Hutchins called her movement, “I Am For Peace.” She organized the marches on the last day of school each year because she wanted to see the participants abstain from gun violence over the summer and extend the peace into the next school year.
“The summer in Chicago, that’s when everyone is out and looking for something to get into,” Hutchins said. “And sometimes what they get into is negative. It’s a nasty way to use their time.”
In 2013, 500 people came to the first “I Am For Peace” march. The movement only grew from there. Two thousand people marched in 2014, and in 2015, nearly 3,000 people participated in the initiative.
Prominent public figures such as Chicago Mayor Rahm Emanuel, singer and actress Jennifer Hudson and U.S. Secretary of Education Arne Duncan, have come to the marches to support Hutchins’ movement. Hutchins said that this year, a group from a church in Tennessee drove all the way to Chicago just to participate.
“I felt like the movement in itself is so powerful, so why wouldn’t you want to join?” Hutchins said. “But I never thought that it would grow continuously.”
In 2014, her initiative became even more visible as two former producers of the Oprah Winfrey Show turned the 2014 march into a documentary. One of the founders of her school, Diana Shulla-Cose, wanted to make sure that the discussion about violence in Chicago lasted longer than one day.
Hutchins and Shulla-Cose went to churches and corporations throughout Chicago to fundraise the $35,000 she needed to produce the film. They were able to raise the money, and the film premiered on May 29, 2015 — a week before Hutchins marched again June 5.
“It was very moving just to see that this one little idea grew to become this big thing,” Hutchins said. “I felt so honored to be a part of it.”
Hutchins, a communications major, plans to return to Chicago after she graduates to continue advocating for peace because she knows that her fight against violence is far from over.
Just two weeks ago, Hutchins’s 59-year-old cousin was gunned down as he brought in groceries into his house. She still hears of kids in her neighborhood being shot and killed as they walk to school, walk home from school or even as they wait for the school bus.

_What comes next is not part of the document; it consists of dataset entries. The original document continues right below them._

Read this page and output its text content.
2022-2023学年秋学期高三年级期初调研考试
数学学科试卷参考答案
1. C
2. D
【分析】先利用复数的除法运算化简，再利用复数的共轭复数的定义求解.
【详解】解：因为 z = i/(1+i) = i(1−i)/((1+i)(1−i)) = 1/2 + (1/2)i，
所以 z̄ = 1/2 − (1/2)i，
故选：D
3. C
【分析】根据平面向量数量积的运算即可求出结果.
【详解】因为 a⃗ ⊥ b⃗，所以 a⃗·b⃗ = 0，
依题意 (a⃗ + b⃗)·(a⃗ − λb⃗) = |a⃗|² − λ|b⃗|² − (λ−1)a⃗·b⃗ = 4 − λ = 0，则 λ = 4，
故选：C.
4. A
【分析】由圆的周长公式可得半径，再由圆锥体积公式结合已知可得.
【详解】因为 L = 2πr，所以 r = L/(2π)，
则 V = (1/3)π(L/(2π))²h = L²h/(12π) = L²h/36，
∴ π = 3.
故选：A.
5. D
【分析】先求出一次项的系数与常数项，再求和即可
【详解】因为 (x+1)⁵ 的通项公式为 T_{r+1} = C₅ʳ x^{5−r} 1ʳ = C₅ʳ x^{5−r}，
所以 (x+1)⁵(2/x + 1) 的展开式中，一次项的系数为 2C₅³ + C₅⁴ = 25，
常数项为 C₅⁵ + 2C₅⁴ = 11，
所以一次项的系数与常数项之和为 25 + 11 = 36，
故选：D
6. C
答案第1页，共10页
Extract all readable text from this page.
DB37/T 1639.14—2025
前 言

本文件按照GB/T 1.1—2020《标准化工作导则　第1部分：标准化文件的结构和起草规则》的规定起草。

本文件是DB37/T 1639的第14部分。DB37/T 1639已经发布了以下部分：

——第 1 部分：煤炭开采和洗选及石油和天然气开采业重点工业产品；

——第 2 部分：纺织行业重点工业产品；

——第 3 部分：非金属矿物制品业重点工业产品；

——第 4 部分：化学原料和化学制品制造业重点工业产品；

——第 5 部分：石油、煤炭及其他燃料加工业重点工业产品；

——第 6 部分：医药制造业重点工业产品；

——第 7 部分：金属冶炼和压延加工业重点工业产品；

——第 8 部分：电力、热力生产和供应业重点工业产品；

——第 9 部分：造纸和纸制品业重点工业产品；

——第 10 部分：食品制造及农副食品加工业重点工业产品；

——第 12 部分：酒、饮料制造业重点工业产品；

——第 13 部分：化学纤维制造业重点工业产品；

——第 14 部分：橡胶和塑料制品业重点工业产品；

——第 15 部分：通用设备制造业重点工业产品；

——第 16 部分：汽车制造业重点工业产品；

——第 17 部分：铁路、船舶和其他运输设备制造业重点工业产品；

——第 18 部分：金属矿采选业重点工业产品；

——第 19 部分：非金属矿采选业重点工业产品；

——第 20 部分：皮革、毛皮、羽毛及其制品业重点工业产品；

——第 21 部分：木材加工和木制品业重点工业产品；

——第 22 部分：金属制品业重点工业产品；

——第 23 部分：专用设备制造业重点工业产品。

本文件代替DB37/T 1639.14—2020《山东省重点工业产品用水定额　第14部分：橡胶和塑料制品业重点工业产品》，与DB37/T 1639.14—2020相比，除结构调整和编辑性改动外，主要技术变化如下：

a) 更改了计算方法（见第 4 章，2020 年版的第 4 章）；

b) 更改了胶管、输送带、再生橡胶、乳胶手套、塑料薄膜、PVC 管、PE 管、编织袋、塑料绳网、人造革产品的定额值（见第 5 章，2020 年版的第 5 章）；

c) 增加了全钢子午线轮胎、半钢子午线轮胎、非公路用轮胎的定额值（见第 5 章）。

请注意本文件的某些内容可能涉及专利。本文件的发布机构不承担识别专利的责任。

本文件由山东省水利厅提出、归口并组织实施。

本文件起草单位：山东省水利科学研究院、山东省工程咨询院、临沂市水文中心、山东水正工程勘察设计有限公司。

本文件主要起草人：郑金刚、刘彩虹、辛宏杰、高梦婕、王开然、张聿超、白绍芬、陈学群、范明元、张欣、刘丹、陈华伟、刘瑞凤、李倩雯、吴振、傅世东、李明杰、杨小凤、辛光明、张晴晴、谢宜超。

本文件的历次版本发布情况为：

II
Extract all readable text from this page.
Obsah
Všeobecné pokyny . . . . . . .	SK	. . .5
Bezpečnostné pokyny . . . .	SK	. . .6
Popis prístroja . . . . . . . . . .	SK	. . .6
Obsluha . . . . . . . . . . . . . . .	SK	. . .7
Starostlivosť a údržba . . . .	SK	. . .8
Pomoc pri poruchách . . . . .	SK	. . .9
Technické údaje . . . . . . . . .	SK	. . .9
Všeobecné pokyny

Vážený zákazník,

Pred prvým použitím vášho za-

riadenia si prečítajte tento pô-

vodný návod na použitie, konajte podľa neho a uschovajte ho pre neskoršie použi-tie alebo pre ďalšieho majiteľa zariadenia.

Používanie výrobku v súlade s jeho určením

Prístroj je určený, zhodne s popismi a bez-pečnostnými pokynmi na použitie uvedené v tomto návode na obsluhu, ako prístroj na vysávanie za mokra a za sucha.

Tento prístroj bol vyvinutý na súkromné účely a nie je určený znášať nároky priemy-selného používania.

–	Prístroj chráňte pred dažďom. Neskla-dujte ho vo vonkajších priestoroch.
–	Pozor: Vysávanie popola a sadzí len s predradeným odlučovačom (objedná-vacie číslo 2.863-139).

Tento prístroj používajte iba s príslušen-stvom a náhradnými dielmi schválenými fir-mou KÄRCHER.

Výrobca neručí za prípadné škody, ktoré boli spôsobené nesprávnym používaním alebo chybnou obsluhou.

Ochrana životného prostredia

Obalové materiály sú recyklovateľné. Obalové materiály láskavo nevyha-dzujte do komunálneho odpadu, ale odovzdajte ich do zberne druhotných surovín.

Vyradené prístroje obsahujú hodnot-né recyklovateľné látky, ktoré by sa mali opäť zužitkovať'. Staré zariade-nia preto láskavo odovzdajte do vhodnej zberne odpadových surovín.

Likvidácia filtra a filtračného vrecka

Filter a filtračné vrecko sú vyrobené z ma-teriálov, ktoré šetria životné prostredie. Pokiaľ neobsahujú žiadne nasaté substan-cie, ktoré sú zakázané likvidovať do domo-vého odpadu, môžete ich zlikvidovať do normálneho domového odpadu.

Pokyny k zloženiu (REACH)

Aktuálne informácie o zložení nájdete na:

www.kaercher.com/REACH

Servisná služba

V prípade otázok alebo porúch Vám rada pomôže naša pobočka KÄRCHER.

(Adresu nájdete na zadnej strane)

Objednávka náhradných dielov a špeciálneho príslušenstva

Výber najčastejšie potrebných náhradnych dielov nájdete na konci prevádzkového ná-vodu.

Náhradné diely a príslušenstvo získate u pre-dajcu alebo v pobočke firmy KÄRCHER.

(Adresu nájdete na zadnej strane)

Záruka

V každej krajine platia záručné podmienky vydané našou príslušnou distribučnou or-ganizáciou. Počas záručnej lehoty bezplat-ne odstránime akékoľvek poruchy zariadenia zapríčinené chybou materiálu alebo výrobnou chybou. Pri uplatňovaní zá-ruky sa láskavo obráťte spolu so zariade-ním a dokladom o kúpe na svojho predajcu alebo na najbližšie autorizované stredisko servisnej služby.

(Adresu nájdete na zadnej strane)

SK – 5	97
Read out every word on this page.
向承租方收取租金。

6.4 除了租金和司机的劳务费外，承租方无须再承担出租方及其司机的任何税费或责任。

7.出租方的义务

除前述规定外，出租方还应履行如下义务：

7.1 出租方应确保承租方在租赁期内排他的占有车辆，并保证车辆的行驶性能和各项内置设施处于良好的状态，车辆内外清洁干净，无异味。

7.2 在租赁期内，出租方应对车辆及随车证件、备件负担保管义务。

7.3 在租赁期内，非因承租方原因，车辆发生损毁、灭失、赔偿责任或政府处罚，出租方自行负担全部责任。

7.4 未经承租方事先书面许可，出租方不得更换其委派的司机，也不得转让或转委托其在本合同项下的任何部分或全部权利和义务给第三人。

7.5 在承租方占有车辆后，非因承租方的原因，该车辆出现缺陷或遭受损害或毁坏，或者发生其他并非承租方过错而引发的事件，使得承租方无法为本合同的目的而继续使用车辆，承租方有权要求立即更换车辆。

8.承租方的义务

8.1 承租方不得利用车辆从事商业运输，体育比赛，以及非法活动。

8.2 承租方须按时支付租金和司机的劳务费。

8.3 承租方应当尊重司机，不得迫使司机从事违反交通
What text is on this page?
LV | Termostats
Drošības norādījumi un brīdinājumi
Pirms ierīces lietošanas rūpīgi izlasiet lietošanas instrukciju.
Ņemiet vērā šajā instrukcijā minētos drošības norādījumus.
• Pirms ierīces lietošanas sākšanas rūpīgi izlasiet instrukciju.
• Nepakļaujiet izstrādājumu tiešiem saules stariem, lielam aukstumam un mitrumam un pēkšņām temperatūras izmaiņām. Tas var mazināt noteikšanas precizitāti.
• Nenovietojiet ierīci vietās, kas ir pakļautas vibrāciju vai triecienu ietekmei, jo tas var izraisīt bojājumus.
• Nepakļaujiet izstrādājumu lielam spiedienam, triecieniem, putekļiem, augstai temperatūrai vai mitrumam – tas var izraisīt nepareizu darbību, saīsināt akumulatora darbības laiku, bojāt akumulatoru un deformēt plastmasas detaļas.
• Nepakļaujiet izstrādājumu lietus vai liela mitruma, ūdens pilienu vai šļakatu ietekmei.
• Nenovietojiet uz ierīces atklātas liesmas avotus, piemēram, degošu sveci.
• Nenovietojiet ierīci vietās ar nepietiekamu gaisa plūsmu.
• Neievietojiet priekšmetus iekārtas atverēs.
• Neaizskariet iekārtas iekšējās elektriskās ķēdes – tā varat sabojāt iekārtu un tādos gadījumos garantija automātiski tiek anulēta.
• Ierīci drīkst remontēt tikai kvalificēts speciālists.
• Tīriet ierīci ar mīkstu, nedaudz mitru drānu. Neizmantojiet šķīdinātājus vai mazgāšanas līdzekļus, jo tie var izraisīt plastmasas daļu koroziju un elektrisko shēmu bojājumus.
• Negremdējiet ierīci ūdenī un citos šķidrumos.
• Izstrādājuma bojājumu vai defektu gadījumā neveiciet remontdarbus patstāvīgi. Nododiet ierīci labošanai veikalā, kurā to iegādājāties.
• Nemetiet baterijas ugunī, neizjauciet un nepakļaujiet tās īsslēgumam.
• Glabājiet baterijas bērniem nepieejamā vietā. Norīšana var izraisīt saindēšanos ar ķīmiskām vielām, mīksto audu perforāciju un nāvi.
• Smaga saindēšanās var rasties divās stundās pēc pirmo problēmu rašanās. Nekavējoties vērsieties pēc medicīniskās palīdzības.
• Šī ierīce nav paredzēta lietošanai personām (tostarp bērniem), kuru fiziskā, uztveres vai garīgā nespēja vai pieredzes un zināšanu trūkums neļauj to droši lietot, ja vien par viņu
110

“Even now, even though I’m at Mizzou, I still worry about my family in Chicago,” Hutchins said. “Because it can happen at any time, any moment. You just have to be at the wrong place at the wrong time.”
Hutchins plans on continuing her involvement in social justice issues during her time at MU. She has not been on campus for long, but she already identified race as the issue she wants to tackle next.
“I tell people, ‘You cannot blame people for the way they think because this hatred has been passed down from generation to generation,’” Hutchins said. “But at the same time, if you don’t like the diversity, maybe you need to leave because we’re here and we’re going to make a difference.”